I learned from my mentor and competed in the Auto competition on Kaggle. Through this experience, I gained valuable insights into creating a robust local validation framework and building blocks of recommender systems. I used libraries like Polaris, pandas, and numpy for data manipulation and trained my ranker model using xgboost. Our team moved up 167 places in the final leaderboard, ending up at 477 out of around 2500 participants. The key insight I gained is that the best learning happens by doing, and I’m grateful for my mentor’s guidance throughout the project. 🌟🚀📈
📊
Table of Contents
ToggleMentorship Program Project 🎓
In this presentation, I will highlight the details of my participation in the Carol X bypoc mentorship program. My mentor, Mensur Blakik, and I formed a team to compete in the Auto competition – a multi-objective recommender system project.
Background:
- Earned an MBA from Syracuse University 🎓
- Currently working as a data scientist at Cassette Media 📊
- Aspiring to work as a data scientist in a data-driven organization
- Interested in expanding ML knowledge and working as an ML engineer
The Project Objective 🧠
The main goal of this project was to predict clicks, carts, and orders for every session in the test set, in the absence of provided features.

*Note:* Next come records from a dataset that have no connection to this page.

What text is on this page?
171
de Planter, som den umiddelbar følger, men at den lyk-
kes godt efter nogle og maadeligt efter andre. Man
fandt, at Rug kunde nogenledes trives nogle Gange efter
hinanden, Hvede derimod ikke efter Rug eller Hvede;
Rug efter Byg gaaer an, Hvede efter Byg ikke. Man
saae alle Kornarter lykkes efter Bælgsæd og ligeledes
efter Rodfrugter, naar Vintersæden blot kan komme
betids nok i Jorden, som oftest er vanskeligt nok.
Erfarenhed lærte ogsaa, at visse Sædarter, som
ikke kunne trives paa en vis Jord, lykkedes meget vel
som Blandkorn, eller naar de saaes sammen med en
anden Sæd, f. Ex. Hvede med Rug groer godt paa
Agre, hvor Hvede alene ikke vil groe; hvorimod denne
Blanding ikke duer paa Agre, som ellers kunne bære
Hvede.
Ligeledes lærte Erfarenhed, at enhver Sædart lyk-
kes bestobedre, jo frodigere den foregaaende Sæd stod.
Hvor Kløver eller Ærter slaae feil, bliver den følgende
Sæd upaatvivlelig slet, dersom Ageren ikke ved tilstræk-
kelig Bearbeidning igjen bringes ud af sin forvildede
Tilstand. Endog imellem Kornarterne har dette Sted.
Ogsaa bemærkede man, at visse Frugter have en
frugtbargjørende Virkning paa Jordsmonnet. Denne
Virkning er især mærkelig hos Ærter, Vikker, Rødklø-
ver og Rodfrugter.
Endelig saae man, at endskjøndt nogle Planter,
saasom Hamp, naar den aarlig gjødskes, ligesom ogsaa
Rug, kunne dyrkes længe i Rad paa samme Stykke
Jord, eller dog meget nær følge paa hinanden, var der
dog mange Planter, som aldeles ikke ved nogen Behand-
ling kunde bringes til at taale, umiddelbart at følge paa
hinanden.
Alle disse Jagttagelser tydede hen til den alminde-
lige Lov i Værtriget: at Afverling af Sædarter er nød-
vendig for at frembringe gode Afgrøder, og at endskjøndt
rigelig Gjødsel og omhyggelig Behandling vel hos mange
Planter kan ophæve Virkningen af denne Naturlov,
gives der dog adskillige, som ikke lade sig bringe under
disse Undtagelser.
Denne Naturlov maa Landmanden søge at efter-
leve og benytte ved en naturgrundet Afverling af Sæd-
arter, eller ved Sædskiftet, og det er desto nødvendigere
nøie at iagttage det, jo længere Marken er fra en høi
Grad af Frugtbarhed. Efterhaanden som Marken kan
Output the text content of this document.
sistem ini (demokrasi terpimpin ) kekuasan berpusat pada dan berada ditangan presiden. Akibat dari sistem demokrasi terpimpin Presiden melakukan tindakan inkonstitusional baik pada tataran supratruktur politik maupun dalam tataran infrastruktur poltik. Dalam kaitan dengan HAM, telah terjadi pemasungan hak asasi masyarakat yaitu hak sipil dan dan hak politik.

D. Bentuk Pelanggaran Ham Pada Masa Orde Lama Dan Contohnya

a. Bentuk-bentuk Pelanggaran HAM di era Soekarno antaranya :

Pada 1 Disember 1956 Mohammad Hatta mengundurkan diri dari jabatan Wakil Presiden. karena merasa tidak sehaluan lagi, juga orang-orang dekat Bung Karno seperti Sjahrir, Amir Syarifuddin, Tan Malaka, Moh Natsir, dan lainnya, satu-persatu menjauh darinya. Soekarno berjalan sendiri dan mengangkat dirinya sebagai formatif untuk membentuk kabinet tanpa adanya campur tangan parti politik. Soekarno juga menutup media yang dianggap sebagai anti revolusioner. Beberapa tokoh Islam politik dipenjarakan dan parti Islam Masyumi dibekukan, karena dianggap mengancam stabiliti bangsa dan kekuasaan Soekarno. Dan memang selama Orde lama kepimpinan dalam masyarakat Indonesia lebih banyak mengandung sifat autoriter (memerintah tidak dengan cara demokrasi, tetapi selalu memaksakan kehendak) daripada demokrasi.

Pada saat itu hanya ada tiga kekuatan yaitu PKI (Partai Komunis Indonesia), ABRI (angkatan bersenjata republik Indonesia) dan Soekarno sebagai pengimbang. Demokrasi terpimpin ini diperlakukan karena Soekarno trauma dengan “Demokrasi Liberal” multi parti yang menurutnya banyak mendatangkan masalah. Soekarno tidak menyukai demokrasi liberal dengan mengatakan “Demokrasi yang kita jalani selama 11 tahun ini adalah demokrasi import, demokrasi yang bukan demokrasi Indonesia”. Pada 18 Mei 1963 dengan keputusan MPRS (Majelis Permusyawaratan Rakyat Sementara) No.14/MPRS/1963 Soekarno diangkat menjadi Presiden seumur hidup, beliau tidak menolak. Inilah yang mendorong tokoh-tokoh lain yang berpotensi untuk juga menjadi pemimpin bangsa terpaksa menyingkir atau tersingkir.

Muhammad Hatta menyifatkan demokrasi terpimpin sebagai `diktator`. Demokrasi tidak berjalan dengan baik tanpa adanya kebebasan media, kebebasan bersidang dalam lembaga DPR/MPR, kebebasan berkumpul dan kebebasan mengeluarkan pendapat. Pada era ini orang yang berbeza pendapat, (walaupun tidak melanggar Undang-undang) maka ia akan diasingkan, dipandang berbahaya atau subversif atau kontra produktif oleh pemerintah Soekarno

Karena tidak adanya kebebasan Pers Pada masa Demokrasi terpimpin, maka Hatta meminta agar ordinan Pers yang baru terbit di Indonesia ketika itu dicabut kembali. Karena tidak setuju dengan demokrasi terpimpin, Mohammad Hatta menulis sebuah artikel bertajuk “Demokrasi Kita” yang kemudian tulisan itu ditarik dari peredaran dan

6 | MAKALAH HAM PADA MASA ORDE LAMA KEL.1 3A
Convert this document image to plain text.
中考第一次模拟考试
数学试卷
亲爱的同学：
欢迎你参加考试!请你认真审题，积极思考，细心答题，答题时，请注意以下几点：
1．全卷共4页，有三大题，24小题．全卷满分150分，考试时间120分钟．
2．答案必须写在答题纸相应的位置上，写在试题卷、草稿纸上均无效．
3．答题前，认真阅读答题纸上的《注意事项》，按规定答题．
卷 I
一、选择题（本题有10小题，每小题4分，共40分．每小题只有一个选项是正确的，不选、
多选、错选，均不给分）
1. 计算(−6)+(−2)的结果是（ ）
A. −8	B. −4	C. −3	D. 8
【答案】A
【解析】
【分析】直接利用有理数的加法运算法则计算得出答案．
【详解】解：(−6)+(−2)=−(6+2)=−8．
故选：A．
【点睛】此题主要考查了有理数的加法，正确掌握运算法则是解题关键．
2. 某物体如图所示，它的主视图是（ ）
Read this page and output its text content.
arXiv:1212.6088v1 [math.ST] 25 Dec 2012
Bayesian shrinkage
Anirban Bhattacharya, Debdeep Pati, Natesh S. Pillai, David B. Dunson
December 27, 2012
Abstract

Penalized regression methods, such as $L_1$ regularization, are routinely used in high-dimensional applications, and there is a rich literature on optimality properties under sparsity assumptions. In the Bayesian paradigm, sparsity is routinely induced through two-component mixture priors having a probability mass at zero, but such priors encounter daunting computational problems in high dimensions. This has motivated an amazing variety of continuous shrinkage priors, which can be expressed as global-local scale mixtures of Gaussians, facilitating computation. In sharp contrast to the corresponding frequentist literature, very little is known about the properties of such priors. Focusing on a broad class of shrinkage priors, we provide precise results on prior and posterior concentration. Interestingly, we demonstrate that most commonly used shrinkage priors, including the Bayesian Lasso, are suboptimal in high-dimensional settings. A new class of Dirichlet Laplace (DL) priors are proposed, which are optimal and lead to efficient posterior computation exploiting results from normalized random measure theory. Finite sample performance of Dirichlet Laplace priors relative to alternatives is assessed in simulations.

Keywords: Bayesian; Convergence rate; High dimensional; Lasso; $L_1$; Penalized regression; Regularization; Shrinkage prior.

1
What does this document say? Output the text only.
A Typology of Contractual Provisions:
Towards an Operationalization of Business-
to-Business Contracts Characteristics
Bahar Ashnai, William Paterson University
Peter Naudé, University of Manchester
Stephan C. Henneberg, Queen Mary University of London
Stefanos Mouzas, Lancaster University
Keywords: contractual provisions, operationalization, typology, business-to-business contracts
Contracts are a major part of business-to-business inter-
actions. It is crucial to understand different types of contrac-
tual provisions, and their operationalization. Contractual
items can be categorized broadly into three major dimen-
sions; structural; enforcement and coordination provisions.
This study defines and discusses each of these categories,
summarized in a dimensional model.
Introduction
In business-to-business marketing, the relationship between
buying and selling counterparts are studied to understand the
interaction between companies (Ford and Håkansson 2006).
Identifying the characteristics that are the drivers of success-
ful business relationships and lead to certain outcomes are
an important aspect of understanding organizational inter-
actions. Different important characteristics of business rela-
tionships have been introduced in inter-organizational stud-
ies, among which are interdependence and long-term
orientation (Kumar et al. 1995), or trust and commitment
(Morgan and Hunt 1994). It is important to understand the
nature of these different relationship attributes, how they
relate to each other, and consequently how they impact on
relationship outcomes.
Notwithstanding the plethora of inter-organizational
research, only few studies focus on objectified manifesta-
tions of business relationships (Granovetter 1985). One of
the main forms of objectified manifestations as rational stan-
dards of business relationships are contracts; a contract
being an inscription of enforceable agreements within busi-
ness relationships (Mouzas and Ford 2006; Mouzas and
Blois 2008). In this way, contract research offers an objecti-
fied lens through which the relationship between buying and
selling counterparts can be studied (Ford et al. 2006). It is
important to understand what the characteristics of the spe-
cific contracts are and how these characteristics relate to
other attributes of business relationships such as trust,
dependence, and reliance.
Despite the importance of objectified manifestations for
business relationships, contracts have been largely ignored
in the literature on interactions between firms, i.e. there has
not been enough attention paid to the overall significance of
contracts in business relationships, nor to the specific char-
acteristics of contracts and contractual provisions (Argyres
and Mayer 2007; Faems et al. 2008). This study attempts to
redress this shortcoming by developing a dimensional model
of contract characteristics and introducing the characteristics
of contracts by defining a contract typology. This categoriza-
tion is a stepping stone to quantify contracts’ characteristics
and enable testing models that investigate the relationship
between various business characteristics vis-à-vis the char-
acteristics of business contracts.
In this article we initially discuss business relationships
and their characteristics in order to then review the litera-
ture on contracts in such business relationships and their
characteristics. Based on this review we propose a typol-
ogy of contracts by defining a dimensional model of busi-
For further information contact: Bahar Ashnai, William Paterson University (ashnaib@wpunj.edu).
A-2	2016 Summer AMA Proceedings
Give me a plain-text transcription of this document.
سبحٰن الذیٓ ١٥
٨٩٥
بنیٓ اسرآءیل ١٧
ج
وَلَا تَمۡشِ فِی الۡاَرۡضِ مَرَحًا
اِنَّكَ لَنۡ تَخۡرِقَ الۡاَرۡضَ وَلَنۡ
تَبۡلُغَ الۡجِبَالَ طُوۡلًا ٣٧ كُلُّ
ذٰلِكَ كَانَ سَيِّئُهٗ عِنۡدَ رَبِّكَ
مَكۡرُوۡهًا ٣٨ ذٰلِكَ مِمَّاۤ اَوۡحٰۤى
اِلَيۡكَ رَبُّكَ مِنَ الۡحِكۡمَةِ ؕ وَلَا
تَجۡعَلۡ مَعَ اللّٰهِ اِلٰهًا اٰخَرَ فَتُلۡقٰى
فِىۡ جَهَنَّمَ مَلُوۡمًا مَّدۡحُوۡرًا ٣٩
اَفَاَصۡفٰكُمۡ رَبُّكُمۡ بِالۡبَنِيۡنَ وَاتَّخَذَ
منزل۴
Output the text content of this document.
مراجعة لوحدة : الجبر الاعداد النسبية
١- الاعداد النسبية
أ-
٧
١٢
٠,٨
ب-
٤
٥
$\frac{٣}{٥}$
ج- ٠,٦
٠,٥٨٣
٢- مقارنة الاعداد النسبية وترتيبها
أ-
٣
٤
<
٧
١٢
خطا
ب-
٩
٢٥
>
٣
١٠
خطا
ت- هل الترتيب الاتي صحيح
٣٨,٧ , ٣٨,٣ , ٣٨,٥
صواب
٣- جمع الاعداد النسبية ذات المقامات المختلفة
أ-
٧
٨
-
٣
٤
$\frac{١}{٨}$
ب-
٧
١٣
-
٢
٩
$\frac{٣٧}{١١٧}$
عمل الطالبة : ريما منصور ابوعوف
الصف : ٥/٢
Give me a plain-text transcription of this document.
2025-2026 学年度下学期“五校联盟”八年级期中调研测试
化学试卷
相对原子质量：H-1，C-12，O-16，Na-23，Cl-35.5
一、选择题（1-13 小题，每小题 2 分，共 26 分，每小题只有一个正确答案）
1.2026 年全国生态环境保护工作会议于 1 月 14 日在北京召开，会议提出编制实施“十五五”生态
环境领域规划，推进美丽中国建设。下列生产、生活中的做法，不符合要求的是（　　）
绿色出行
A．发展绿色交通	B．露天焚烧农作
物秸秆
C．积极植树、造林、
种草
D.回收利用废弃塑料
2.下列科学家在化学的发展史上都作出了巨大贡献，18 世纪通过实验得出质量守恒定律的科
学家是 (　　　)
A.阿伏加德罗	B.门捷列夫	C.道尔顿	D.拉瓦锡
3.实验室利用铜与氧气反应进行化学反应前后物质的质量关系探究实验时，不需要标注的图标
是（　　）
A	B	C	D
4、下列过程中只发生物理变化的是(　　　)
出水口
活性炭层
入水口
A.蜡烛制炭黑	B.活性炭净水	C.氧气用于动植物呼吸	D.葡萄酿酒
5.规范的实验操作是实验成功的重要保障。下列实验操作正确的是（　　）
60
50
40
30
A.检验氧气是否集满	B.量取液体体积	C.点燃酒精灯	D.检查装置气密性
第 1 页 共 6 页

The explicit recommender system was used for this purpose.
Lessons Learned:
- Building robust local validation frameworks
- Understanding retrieval and ranking in recommender systems
- Utilizing powerful libraries such as Polaris, pandas, and numpy
Competition Results 🏆
After participating in the competition, our team moved up 167 places in the final leaderboard, achieving a rank of 477 out of approximately 2500 participants.
Detailed Blog Post 📝
Here, I have provided a comprehensive background of the entire project, outlining the various steps involved and the ultimate goal of the proof of concept.
Features and Training
- Implementing surrogate datasets for easier demonstration
- Creating a local validation framework for the training data
- Identifying user behavior using co-visitation matrices
Training the Model 🤖
- Utilizing matrix factorization and word to vector techniques for model training
- Generating and analyzing historical e-commerce data features
- Achieving a local recall score of 65.64%
Final Model Results
- Successfully training the model using the entire dataset
- Validating the model with a test score of 64%
Conclusion and Takeaways 📌
The most valuable learning experiences come from practical application. I am incredibly grateful for the invaluable guidance of my mentor, Mensur, throughout this project.
Key Takeaways:
Learnings | Key Points |
---|---|
Robust local validation framework | Important for data validation |
Understanding retrieval and ranking | Vital for creating an effective model |
Matrix factorization and word to vector | Powerful techniques for model training |
Thank you for the opportunity to present this project, and I look forward to future learning and growth as a data scientist.
Related posts:
- Discover the Ultimate AI Toolbox: 150 AI Tools All in One Site!
- 10 Things You Probably Missed About OpenAI’s SORA
- Google’s Gemini AI and its search engine are both biased against white people.
- Discover the latest features of NEXT.JS 14 while creating a SnapChat-like app. This tutorial uses TypeScript, MongoDB, and Tailwind CSS, making it beginner-friendly.